With that, Norton threatened the existence of groups that may never involve themselves in elections but do lobby and inform their members of issues before Congress and the administration. At first, his draft opinion was to be taken up by the FEC at its February 5 meeting. But the alarm bells were sounding across nonprofit America. On February 4, 324 such organizations signed a letter to the commission objecting to the opinion. In an accompanying release, the People For the American Way wrote, "It could be virtually impossible for groups other than federal [political action committees] to criticize and commend members of Congress or President Bush for anything they say or do if the commissioners approve the draft."

The signatory groups included such usual suspects as People For the American Way, the Sierra Club, the League of Conservation Voters, Planned Parenthood, and the National Abortion Rights Action League. But the protesting groups also included such far-flung entries as the American Lung Association, the Cleveland Tenants Organization, the American Jewish Committee, the Homeless and Housing Coalition of Kentucky, and the East Bay Asian Local Development Corporation. Confronted with this storm of criticism, the FEC delayed its decision until it meets again on February 18. Even Public Citizen, after noting its involvement in the fight for McCain-Feingold, expressed concern that nothing in the opinion limited the fund-raising restrictions to 527s, but threatened, rather, to extend them to the "legitimate activities of all nonprofit organizations." (Common Cause was conspicuous by its absence from the fray.)

Only three small campaign-finance-reform organizations stuck up for the opinion. Fred Wertheimer, who heads Democracy 21, contends that Norton's opinion doesn't refer to all nonprofits. And in a stunning display of Republican discipline, not one of the conservative organizations that have traditionally opposed FEC restrictions on campaign activities -- among them the National Rifle Association and the anti-abortion groups -- have said a word about Norton's opinion, though their own activities would clearly be curtailed should the FEC adopt the opinion.

Republican discipline, or the lack thereof, may ultimately determine the fate of the nonprofits and the 527s. By law, the six FEC commissioners are divided equally between the two parties. One of the Democrats, lame duck Scott Thomas, has spent three decades at the commission, first as a staffer, then as a member for the past 18 years. He wanted one more term, but labor, fearing he'd support a version of reform that would make it impossible for Democrats to achieve a level playing field, prevailed upon congressional Democrats not to renew his membership. "He's very angry about not getting reappointed; it's his entire professional life," says one commission insider. Democrats fear that an embittered Thomas may vote to uphold Norton's recommendations. But some hope that the FEC's new chairman, Republican Bradley Smith, a longtime opponent of regulating campaign-related fund raising and speech, may not toe the party line. "I would imagine he is trying to weigh his philosophy against the partisan imperatives of 2004," says one attorney who specializes in election law.
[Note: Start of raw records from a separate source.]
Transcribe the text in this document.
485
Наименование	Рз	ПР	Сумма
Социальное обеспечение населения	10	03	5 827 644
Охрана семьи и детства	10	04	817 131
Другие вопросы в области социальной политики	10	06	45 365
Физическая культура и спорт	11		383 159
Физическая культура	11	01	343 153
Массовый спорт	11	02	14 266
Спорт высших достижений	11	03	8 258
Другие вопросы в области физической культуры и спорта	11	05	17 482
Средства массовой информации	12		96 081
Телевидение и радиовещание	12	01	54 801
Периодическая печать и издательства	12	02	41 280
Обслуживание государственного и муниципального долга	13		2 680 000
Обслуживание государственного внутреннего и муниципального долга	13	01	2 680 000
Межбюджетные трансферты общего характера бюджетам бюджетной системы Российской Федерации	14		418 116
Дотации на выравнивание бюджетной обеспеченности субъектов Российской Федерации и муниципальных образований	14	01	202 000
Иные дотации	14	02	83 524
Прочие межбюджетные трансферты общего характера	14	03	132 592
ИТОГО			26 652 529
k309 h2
Many on the Republican right have long spoken of "defunding the left." The FEC opinion is a step in that direction, and certainly part of a deliberate strategy to stop the Democrats in the midst of a hugely promising voter-registration effort. In a clear attempt to scare off prospective donors to the Democratic groups, the GOP chairman of the Committee on House Administration, Ohio's Bob Ney, has vowed to subpoena the records of the 527s and is threatening to subpoena such principles as Rosenthal, Ickes, and Soros.

"I can't remember an incident since the McCarthy era," says Larry Gold, an attorney who represents a number of the leading 527s, "when an ongoing political organization had to prove it's complying with the law when there are no credible allegations that it's not."